Bu korkunç rakamlar bu hastalık için çare arayışlarını hızlandırdı. Ancak çarenin herkes için olmadığı kısa sürede Güney Afrika’da anlaşılacaktı. AIDS’e tedavi bulunmuştu, artık HIV’den ölmek Avrupa ve ABD gibi gelişmiş ülkelerde istisnai bir durum haline geliyordu, elbette kapsül ücreti 30-40 dolar arasında değişen ilaçları alacak gücünüz veya sigortanız varsa. Ancak Afrika kıtasının en zengin ülkesi Güney Afrika için günlük 40 dolarlık bir kapsül haftalık 68 dolar düzeyinde olan ortalama ücretler düşünülünce büyük bir imtiyaz, sadece aşırı zenginlerin ulaşabildiği bir imkan demekti. Ülkedeki sayıları binleri geçmeyen tedaviye erişenler için AIDS cep yakan bir hastalık, toplumun geri kalanı içinse adının bile anılmaya korkulduğu ve “o hastalıktan olmuş” denen insanın betini benzini attıran Azrail'di.

Güney Afrika’da HIV’in bir kapsülü 40 dolardan satılıyorken Tayland’ın devlet eliyle ürettiği benzer bir ilaç 5 sentten satılabiliyor. Ancak ilaç Tayland’da hastalar Güney Afrika’da. Tayland’dan neden ilaç sipariş edilmiyor? Nedenine bakalım.

Firmaların kalkanı: Patent

“Bu ilaç çok pahalı daha ucuzunu almak lazım” denildiğinde ve bunun olamaması ilaç sektörünün çalışma şekli hakkında panorama sunuyor. Şirketler, ilaçlar ya da aşılar üretildikten sonra küresel ticaret yasaları ve fikri mülkiyetin korunması gereğince patent alımına başvuruyor. Patent süreleri 5-10 yıl arasında oluyor. Patent alan firmanın ürettiği ilacın muadili ilaçları üretmek yasak. Patenti çıkaranlar, ilaç araştırma ve geliştirme süreçlerinin maliyetini gözeterek üretici firmaların çalışmalarını sürdürmesi ve teşvik için veriliyor. Yani firmanın korunması.

Sistemdeki bu çarpıklık Güney Afrika’da AIDS vaka sayıları günlük 100 bazen binlerle ölçülürken ilaca erişememe sorununu gündeme getirdi. İnsanların bir dozluk ilaca verecek 40 dolarının olmaması! Bu durum ilaç patentine sahip Pfizer’ın başı çektiği firmalar ile Güney Afrika halkını karşı karşıya getirdi.

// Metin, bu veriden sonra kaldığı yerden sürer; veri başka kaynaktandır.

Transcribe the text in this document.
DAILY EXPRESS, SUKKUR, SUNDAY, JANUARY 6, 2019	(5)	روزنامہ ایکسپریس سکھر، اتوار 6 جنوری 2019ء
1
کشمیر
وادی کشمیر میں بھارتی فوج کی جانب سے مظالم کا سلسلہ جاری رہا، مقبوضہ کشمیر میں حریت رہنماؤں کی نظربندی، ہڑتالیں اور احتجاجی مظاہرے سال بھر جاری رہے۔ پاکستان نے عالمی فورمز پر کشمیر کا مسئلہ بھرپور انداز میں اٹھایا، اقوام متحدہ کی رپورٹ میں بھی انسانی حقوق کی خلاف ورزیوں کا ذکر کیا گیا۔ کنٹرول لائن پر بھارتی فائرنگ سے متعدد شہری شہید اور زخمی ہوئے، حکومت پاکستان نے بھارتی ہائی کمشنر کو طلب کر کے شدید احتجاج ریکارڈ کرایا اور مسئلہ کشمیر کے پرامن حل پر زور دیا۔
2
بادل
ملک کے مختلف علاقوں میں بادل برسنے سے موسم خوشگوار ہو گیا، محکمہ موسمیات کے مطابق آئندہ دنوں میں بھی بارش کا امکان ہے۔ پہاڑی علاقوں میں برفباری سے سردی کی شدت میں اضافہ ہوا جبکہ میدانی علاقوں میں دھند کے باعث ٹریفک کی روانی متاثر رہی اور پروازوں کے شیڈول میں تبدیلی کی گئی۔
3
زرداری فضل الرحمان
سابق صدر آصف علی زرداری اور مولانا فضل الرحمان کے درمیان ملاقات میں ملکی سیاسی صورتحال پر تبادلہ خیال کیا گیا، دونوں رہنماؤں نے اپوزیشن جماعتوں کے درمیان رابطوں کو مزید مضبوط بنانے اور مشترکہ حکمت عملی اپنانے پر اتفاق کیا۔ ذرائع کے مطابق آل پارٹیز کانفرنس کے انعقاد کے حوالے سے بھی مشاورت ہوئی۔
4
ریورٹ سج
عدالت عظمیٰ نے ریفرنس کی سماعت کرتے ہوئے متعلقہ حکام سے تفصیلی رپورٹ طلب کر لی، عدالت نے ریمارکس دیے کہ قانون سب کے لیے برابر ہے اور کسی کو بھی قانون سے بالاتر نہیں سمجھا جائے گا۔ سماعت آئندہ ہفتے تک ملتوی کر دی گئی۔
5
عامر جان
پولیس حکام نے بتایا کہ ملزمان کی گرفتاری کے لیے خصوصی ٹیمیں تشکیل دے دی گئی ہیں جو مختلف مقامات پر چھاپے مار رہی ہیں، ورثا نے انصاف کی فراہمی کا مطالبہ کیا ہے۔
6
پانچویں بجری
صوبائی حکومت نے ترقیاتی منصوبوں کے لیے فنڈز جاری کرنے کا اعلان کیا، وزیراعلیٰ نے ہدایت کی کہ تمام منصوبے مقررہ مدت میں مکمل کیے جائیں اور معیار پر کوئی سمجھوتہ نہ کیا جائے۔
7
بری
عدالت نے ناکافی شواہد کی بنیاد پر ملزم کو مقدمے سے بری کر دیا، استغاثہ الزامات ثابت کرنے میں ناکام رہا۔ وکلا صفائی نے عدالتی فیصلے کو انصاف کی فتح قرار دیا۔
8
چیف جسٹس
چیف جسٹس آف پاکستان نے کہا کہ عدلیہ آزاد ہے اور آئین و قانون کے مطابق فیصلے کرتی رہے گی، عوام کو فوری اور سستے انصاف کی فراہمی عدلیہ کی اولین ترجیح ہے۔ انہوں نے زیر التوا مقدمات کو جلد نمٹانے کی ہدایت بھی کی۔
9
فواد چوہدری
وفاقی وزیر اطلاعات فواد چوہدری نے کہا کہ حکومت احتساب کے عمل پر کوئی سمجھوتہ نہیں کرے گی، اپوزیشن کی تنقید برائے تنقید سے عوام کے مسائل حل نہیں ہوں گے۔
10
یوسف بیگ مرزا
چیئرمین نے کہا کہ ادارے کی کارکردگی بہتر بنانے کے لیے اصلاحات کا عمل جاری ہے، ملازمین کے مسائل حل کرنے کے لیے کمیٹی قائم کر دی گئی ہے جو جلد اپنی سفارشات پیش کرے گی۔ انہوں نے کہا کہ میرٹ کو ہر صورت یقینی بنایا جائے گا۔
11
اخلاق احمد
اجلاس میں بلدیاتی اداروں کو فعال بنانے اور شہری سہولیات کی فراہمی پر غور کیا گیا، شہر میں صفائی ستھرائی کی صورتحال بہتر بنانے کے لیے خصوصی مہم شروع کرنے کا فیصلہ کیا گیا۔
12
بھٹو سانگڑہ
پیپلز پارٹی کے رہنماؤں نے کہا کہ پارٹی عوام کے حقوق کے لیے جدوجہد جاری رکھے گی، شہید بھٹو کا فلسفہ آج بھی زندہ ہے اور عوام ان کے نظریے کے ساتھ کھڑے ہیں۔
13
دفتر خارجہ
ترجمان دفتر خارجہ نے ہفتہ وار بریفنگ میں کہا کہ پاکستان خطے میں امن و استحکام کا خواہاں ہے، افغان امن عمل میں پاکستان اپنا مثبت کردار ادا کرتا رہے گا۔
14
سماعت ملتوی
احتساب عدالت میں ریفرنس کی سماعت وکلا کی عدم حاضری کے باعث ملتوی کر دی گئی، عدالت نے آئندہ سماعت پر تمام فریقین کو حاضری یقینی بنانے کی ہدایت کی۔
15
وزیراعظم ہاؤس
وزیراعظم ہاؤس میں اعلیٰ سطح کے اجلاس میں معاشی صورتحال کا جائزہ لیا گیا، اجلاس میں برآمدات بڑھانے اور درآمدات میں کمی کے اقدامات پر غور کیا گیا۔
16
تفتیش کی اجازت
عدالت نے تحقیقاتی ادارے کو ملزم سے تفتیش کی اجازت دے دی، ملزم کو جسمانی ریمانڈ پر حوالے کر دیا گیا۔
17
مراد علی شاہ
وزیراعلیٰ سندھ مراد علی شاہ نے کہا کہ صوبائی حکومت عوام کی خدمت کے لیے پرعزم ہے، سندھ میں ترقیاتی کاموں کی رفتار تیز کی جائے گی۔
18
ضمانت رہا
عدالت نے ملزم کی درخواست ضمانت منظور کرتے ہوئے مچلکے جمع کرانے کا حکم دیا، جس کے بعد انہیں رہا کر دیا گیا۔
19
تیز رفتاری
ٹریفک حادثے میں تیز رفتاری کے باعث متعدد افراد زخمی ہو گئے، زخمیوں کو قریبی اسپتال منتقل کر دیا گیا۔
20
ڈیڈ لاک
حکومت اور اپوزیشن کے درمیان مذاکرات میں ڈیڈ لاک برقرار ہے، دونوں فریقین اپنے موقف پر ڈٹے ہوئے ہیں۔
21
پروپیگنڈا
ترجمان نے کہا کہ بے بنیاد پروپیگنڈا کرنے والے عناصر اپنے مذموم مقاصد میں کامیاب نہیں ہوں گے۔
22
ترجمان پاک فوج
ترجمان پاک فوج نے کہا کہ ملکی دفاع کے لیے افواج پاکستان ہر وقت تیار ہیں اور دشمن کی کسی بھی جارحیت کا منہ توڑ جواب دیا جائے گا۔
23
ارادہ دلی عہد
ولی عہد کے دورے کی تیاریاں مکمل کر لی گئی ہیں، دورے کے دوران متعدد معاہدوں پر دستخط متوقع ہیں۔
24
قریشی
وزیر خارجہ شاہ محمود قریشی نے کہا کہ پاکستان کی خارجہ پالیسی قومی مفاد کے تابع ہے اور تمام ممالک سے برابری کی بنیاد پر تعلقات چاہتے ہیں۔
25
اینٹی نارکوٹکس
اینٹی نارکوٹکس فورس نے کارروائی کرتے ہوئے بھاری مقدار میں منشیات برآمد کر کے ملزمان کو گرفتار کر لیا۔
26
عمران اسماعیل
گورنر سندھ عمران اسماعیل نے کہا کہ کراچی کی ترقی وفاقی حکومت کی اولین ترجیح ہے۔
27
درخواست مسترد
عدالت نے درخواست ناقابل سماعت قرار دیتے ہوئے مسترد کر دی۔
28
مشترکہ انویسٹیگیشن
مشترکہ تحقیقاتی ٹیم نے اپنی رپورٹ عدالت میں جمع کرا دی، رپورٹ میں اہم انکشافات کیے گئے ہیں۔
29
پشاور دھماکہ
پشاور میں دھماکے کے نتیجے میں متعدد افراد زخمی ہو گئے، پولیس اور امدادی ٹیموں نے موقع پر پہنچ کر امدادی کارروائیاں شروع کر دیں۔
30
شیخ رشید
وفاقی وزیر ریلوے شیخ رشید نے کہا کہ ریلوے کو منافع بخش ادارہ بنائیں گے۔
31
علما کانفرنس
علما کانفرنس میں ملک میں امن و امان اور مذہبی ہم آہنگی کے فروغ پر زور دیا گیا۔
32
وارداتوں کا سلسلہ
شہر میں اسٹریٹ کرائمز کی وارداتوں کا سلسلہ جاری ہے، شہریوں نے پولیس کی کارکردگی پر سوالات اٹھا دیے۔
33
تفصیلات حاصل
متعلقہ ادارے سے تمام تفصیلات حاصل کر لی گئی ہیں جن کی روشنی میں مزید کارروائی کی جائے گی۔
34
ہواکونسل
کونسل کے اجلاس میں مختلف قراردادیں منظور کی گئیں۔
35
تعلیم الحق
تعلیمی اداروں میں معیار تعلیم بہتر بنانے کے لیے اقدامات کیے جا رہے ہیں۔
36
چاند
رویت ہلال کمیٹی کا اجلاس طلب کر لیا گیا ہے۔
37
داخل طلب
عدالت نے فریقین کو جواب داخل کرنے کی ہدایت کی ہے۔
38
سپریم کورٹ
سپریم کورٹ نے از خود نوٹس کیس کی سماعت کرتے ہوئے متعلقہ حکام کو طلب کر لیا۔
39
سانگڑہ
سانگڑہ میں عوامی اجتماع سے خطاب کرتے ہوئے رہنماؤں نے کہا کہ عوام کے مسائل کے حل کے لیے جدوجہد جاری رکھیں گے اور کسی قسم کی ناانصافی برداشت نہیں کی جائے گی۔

40 milyon insanın ölüm fermanı olan bu hastalığın çaresi, yıllık 15 bin doları bulan bir masraf kadar uzaktaydı. Ancak 6 çocuğu HIV taşıyan bir aile için bu çocuklar için mezar bulma anlamına gelen bir mesafe aynı zamanda.

1998’de Güney Afrika’da AIDS’ten yıllık ölüm 250 bin kişiye ulaştı. Hükümet jenerik (muadil) ilaçlar üreten firmalara ülkesini açmak için patent yasasını askıya aldı. Bunun üzerine 39 ilaç firması Nelson Mandela dahil hükümete karşı uluslararası dava açtı. Gelen küresel baskı sonucunda dava düştü.

Söz konusu dönemde ilaç firmalarının imajı yerle bir oldu. GlaxoSmithKline’de çalışan Dr. Tadataka Yamada New York Times’a verdiği bir görüşte, imajlarının en saygın noktadan tütün ürünleri üreten firmalarının bir sıra üstüne kadar gerilediğini ifade ediyordu. Cipla gibi jenerik firmaların ilaç üretimini herkesin erişebileceği fiyatlara çeken alternatifler sunması ve ABD seçim süreci baskısıyla Güney Afrika’nın sesi nihayet duyuldu. Bugün jenerik üretim yapan firmaların bir kısmı Güney Afrika’ya ilaç sağlıyor. Üstelik büyük şirketler bağış, lisans verme ve fiyat düşürme gibi yöntemlerle yoksul ülkelere çözüm üretmek durumunda kalıyor.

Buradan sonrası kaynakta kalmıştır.